Сквозь дырочки звёзд с неба струился чистый неземной свет. По небу покатилась плоская луна, и осколки её засверкали в лужицах. Тянуло теплом, теплом – с юга веял ночной ветер.
А вода всё прибывала и прибывала. В мертвенно-призрачном свете подвала дворняга видела, что вода вот-вот захлестнёт и её, и щенков. Она вскочила на ноги и закружилась, скуля, на одном пятачке.
Вода уже переливалась через трубы.
Дворняга схватила за шиворот первого попавшегося щенка и побежала искать высокое место.
Везде, везде была вода.
Наконец, она добежала до того угла, где было окно, через которое и пролезла когда-то в подвал. Здесь, положив щенка на подоконник, и подтолкнув его носом подальше, она поспешила обратно.
Дворняга вернулась к логову – всё было смыто. Вода хлестала через трубы, стремительно заливая подземелье, на поверхности плавали доски, какие-то тряпки, крутился в водовороте мусор.
Щенят нигде не было.
Собака поскребла когтями мокрые трубы, залаяла от бессилия, горло свела судорога, голова закинулась кверху, – и дворняга завыла…
Она не знала, сколько прошло времени. Молоко, распиравшее соски, напомнило ей, что ведь остался же один, она все-таки спасла своё дитя, и сейчас нужно бежать и накормить его. Обезумевшая от боли, мокрая, поминутно оскальзываясь в воду, дворняга по трубам направилась к окну.
Щенок, почуяв мать где-то рядом, громче запищал, заплакал.
А дворняга уже ничего не видела и не слышала, кроме маленького, теплого комочка, голодно зовущего к себе.
Около подоконника она отряхнулась и вспрыгнула наверх.
Мать широким красным языком вылизывала щенка: он поминутно намокал, потому что из соседних сосков сочилось ненужное теперь молоко.
Лохматый, а именно он оказался спасенным, наконец, уснул. Так здорово, как сегодня, он ещё никогда не наедался, а чтобы мать больше никуда не ушла и опять бы не остаться без пищи, во сне щенок крепко сжимал зубками коричневый, шершавый, в глубоких трещинах сосок.
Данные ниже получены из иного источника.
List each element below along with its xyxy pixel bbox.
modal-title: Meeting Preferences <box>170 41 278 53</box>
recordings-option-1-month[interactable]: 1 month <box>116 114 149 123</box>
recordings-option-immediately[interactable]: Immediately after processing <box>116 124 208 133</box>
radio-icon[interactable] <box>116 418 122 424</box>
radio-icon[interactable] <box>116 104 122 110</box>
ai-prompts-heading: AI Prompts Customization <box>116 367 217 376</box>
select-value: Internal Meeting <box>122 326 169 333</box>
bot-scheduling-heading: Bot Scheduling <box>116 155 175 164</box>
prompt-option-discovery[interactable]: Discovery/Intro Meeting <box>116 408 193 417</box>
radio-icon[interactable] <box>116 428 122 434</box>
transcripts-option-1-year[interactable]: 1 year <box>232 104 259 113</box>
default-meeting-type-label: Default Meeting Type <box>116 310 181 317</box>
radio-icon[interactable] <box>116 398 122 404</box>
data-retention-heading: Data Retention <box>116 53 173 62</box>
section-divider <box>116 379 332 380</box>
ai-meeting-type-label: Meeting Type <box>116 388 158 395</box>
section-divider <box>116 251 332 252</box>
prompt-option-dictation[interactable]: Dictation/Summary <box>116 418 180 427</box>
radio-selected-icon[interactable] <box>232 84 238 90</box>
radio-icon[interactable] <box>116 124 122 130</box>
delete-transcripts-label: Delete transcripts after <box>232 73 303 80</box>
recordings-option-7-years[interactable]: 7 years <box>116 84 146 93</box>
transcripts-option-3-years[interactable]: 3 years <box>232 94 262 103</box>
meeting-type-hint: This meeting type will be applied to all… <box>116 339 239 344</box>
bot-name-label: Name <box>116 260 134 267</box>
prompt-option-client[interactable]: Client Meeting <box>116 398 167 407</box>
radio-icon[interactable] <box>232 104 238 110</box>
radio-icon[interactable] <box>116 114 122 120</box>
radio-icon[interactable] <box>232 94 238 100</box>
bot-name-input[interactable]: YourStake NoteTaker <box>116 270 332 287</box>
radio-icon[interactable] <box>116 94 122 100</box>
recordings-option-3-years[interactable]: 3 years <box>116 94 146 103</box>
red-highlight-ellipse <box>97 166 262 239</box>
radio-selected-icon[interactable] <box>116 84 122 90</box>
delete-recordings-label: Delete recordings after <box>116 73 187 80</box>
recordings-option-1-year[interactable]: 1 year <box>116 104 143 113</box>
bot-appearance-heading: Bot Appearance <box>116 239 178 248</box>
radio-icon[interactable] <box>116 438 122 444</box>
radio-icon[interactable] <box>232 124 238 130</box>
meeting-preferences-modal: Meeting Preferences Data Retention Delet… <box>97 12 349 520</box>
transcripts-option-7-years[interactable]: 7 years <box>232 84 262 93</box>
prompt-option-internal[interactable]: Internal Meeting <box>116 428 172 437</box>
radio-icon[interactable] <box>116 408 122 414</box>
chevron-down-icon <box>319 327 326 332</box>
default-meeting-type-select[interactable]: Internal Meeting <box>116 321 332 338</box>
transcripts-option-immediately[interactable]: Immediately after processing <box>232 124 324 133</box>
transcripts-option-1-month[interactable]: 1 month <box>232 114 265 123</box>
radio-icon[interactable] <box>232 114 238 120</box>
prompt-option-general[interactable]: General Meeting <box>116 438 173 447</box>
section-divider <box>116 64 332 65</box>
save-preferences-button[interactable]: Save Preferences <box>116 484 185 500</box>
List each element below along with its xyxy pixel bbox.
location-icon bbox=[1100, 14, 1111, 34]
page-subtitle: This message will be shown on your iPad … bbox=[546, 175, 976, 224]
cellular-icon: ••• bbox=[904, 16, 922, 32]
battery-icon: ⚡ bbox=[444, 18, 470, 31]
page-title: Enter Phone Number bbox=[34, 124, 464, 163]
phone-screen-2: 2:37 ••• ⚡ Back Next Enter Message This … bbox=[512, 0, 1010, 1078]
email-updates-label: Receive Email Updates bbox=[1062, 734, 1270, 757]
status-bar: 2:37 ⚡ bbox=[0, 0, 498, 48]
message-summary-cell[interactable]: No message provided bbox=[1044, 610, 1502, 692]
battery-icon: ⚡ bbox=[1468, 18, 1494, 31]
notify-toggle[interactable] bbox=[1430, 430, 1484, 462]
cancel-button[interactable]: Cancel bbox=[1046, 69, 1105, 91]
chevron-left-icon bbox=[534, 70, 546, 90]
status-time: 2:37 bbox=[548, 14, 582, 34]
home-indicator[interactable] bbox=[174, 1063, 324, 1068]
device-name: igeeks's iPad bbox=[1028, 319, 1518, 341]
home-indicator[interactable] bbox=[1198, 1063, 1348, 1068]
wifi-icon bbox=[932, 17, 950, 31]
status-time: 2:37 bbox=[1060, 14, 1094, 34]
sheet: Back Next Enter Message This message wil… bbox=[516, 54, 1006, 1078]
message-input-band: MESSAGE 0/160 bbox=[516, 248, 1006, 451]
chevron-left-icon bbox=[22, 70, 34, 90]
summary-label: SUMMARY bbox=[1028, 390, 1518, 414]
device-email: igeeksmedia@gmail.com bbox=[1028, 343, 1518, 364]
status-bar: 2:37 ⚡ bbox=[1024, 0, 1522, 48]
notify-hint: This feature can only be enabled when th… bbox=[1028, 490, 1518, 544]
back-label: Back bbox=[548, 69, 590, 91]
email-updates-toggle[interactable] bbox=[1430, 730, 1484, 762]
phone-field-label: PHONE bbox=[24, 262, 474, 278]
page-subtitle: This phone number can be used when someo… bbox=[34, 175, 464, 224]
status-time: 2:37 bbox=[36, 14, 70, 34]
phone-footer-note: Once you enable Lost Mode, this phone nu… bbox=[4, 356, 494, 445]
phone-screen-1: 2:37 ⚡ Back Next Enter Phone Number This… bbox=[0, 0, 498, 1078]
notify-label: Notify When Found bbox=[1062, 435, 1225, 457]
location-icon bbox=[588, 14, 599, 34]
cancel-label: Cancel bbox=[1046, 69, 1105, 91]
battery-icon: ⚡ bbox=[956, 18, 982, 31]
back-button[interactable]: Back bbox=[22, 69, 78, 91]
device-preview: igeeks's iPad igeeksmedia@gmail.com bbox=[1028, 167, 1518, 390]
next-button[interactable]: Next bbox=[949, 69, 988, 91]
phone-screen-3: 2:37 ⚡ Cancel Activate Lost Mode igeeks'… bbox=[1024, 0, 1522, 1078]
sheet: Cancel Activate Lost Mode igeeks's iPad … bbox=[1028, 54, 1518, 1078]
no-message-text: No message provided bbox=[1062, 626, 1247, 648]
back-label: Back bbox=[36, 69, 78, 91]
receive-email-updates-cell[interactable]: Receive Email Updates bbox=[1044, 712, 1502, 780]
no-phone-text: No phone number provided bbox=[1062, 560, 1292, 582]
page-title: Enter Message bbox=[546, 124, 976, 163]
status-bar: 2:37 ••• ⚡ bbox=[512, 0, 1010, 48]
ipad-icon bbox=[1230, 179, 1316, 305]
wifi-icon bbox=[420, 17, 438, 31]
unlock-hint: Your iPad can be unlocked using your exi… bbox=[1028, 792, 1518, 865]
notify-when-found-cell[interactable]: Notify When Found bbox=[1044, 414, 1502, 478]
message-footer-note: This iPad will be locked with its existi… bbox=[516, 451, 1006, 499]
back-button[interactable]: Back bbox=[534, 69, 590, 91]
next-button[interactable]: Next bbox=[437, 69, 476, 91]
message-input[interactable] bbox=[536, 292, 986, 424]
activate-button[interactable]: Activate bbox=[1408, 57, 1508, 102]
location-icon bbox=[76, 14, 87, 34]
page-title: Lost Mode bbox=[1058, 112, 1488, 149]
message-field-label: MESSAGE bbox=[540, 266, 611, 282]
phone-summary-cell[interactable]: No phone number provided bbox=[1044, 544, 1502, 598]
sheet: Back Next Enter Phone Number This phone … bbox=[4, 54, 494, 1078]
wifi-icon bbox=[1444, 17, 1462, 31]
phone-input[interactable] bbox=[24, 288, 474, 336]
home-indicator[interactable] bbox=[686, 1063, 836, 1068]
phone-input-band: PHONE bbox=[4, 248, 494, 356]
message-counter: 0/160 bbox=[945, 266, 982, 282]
Иногда ему снилось что-то страшное, - он всхлипывал и, не просыпаясь, начинал, судорожно причмокивая, сосать.
Наверху наступил тот ранний, предрассветный час, когда стихли ночные звуки, а дневные ещё не народились. Воцарилась полная тишина.
Тополя и липы, растущие вдоль улицы, облепили вороны и галки. Птицы сидели молча, повернув клювы строго на восток.
Все ждали восхода солнца.
Земля и небо ещё были разделены, ничто не связывало твердь с эфиром, но вот, будто перст, у горизонта, возник первый луч солнца, и через мгновение показался раскаленный, красный от натуги, лоб светила. Что тут началось!
Загалдели вороны и галки, защебетала птичья мелочь, - и все слились в общем хоре.
Солнечный свет заполнял мир, связуя и голубое небо, и пробуждающуюся землю, и деревья, подернутые уже зеленоватой дымкой, - в эту теплую ночь полопались почки,- и всё, всё вокруг пропитывалось теплым светом, пробуждалось к жизни и росту.
Проснулся и Лохматый. Он открыл глаза и испугался, потому что никогда ещё не видел окружающего мира.
Он поел, и, успокоившись, стал опять смотреть вокруг, удивленно тараща влажные фиолетовые бусинки.
Случилось это на десятый день его жизни.